Noé es el primer personaje que muestra un interés activo, verdadero, cotidiano y positivo hacia la cultura andina, demostrando que su cosmovisión se funda, en gran parte, en la índole complementaria de los géneros, y también en la correspondencia entre los seres humanos y la naturaleza. El jardinero recuerda a Fausta la importancia de sostener esas conexiones para mantener el equilibrio del universo y de su mundo. Al iniciar siempre la conversación con ella en su idioma nativo, Noé es el que ayuda a Fausta a reanudar con sus raíces y relacionarlas a los espacios de la capital. Al hablar en quechua queda demostrado que no es restringido al estado subordinado que ocupan como criados de Aída. Al reflejar las flores las emociones de los seres humanos, Noé las usa para interpretar el estado de la protagonista. Mientras al principio Fausta siempre agarra margaritas - lo que según él significa que necesita consuelo - más adelante ella espera la llegada del jardinero con una enorme flor de hibisco roja - el color de la pasión - saliendo de su boca. Este cambio alude al florecimiento de la feminidad de Fausta: en vez de tenerle miedo, llega a anhelar alguna coquetería, aunque nunca llega a mostrársela. Su evolución es también radical en cuanto a su percepción de la papa: el tubérculo vuelve a ser, para ella, una fuente de orgullo.

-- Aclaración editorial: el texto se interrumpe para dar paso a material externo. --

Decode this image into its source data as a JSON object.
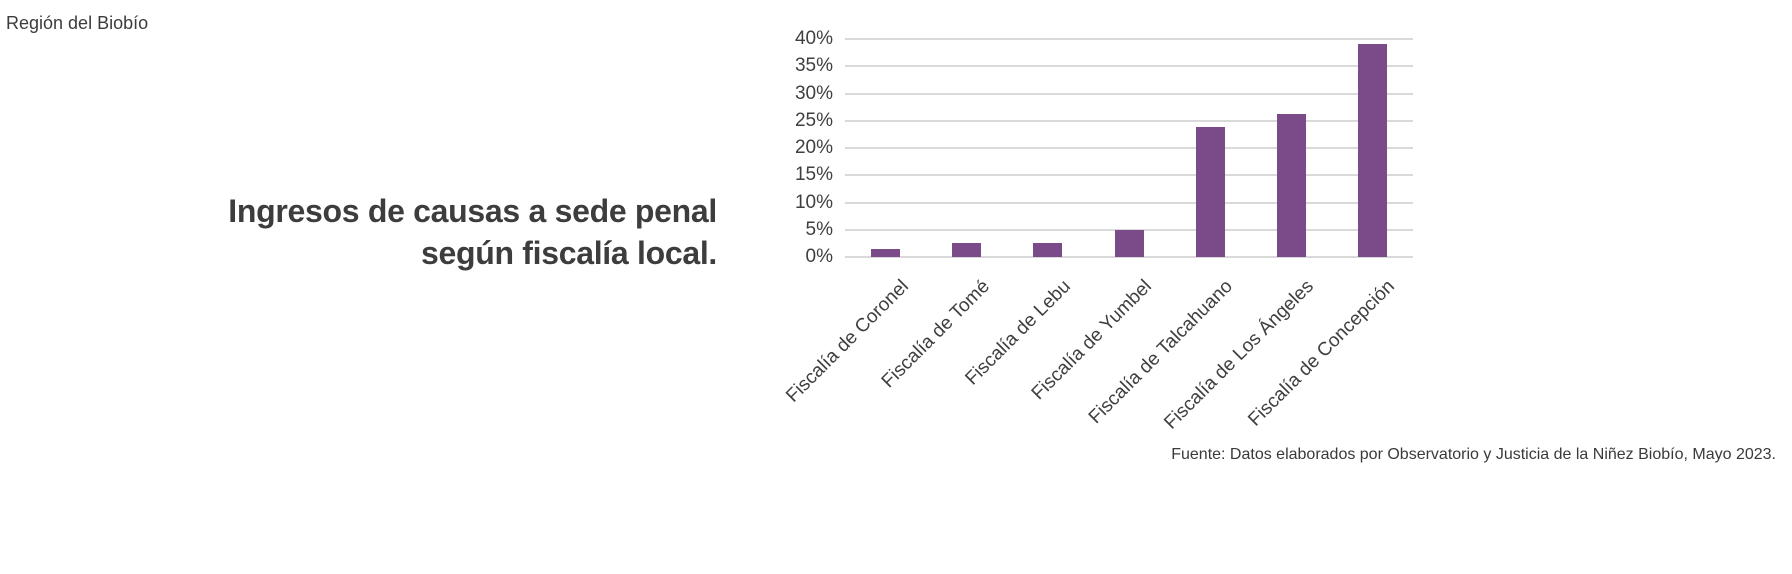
{
  "page": {
    "region_label": "Región del Biobío",
    "title_lines": [
      "Ingresos de causas a sede penal",
      "según fiscalía local."
    ],
    "source_note": "Fuente: Datos elaborados por Observatorio y Justicia de la Niñez Biobío, Mayo 2023."
  },
  "chart_data": {
    "type": "bar",
    "title": "Ingresos de causas a sede penal según fiscalía local.",
    "categories": [
      "Fiscalía de Coronel",
      "Fiscalía de Tomé",
      "Fiscalía de Lebu",
      "Fiscalía de Yumbel",
      "Fiscalía de Talcahuano",
      "Fiscalía de Los Ángeles",
      "Fiscalía de Concepción"
    ],
    "values": [
      1.5,
      2.5,
      2.5,
      5.0,
      23.8,
      26.3,
      39.0
    ],
    "unit": "%",
    "xlabel": "",
    "ylabel": "",
    "ylim": [
      0,
      40
    ],
    "ytick_step": 5,
    "ytick_labels": [
      "0%",
      "5%",
      "10%",
      "15%",
      "20%",
      "25%",
      "30%",
      "35%",
      "40%"
    ],
    "grid": true,
    "legend": false,
    "x_label_rotation_deg": 45,
    "bar_color": "#7a4b88",
    "gridline_color": "#d9d9d9",
    "text_color": "#3f3f3f"
  }
}
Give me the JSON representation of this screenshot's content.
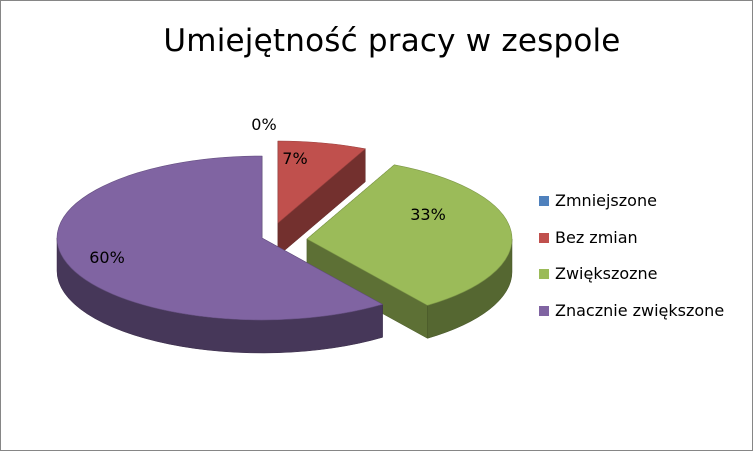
{
  "chart_data": {
    "type": "pie",
    "title": "Umiejętność pracy w zespole",
    "categories": [
      "Zmniejszone",
      "Bez zmian",
      "Zwiększozne",
      "Znacznie zwiększone"
    ],
    "values": [
      0,
      7,
      33,
      60
    ],
    "data_labels": [
      "0%",
      "7%",
      "33%",
      "60%"
    ],
    "colors": [
      "#4f81bd",
      "#c0504d",
      "#9bbb59",
      "#8064a2"
    ],
    "style": "3d-exploded",
    "legend_position": "right"
  }
}
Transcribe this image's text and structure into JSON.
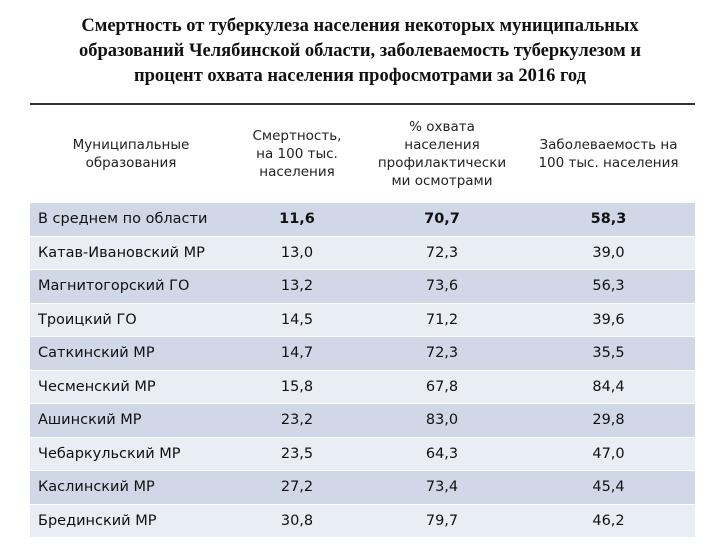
{
  "header": {
    "title": [
      "Смертность от туберкулеза населения некоторых муниципальных",
      "образований Челябинской области, заболеваемость туберкулезом и",
      "процент охвата населения профосмотрами за 2016 год"
    ]
  },
  "table": {
    "columns": [
      [
        "Муниципальные",
        "образования"
      ],
      [
        "Смертность,",
        "на 100 тыс.",
        "населения"
      ],
      [
        "% охвата",
        "населения",
        "профилактически",
        "ми осмотрами"
      ],
      [
        "Заболеваемость на",
        "100 тыс. населения"
      ]
    ],
    "rows": [
      [
        "В среднем по области",
        "11,6",
        "70,7",
        "58,3"
      ],
      [
        "Катав-Ивановский МР",
        "13,0",
        "72,3",
        "39,0"
      ],
      [
        "Магнитогорский ГО",
        "13,2",
        "73,6",
        "56,3"
      ],
      [
        "Троицкий ГО",
        "14,5",
        "71,2",
        "39,6"
      ],
      [
        "Саткинский МР",
        "14,7",
        "72,3",
        "35,5"
      ],
      [
        "Чесменский МР",
        "15,8",
        "67,8",
        "84,4"
      ],
      [
        "Ашинский МР",
        "23,2",
        "83,0",
        "29,8"
      ],
      [
        "Чебаркульский МР",
        "23,5",
        "64,3",
        "47,0"
      ],
      [
        "Каслинский МР",
        "27,2",
        "73,4",
        "45,4"
      ],
      [
        "Брединский МР",
        "30,8",
        "79,7",
        "46,2"
      ]
    ]
  }
}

La escena final, el regalo que le deja Noé en la puerta de su casa, una flor de papa como símbolo de una nueva vida, de una fertilidad, de una nueva mujer que ahora ya vive, ya respira. Provista de una recobrada creencia en sus raíces y el descubrimiento de sus propias fuerzas, Fausta ya no es una víctima y por eso no pudo aceptar el abuso de Aída cuando ésa le niega no solamente el reconocimiento de su contribución sino las perlas ganadas. Su transformación le permitió defender su cultura mientras se apropiaba de la limeña. Fausta se rebela contra la opresión económica y social que se basa en la desvalorización de su cultura y de su persona. Lillo (2011: 443) concluye que “el filme nos sitúa de esta manera ante una acción que tiende a la autonomización y empoderamiento (empowerment) del subalterno frente a una relación de dominación y de instrumentalización económica y cultural”. Sin embargo, el gesto final de Fausta es incompleto. Si bien es cierto que recobra lo justamente debido económicamente, no es reconocida culturalmente. El público limeño sigue creyendo que la composición de Aída es suya; no conocen la fuente verdadera de su inspiración. El robo cultural no es castigado al final de la película, y Fausta no tiene manera de denunciarlo.

Además, la película es un grito de dolor, y un llamado a no olvidar los errores del pasado, a no vivir de espaldas al “mar”, a enfrentar los problemas y consecuencias de la historia de un país, tal y como lo hace Fausta al mostrarle a su madre el océano pacífico.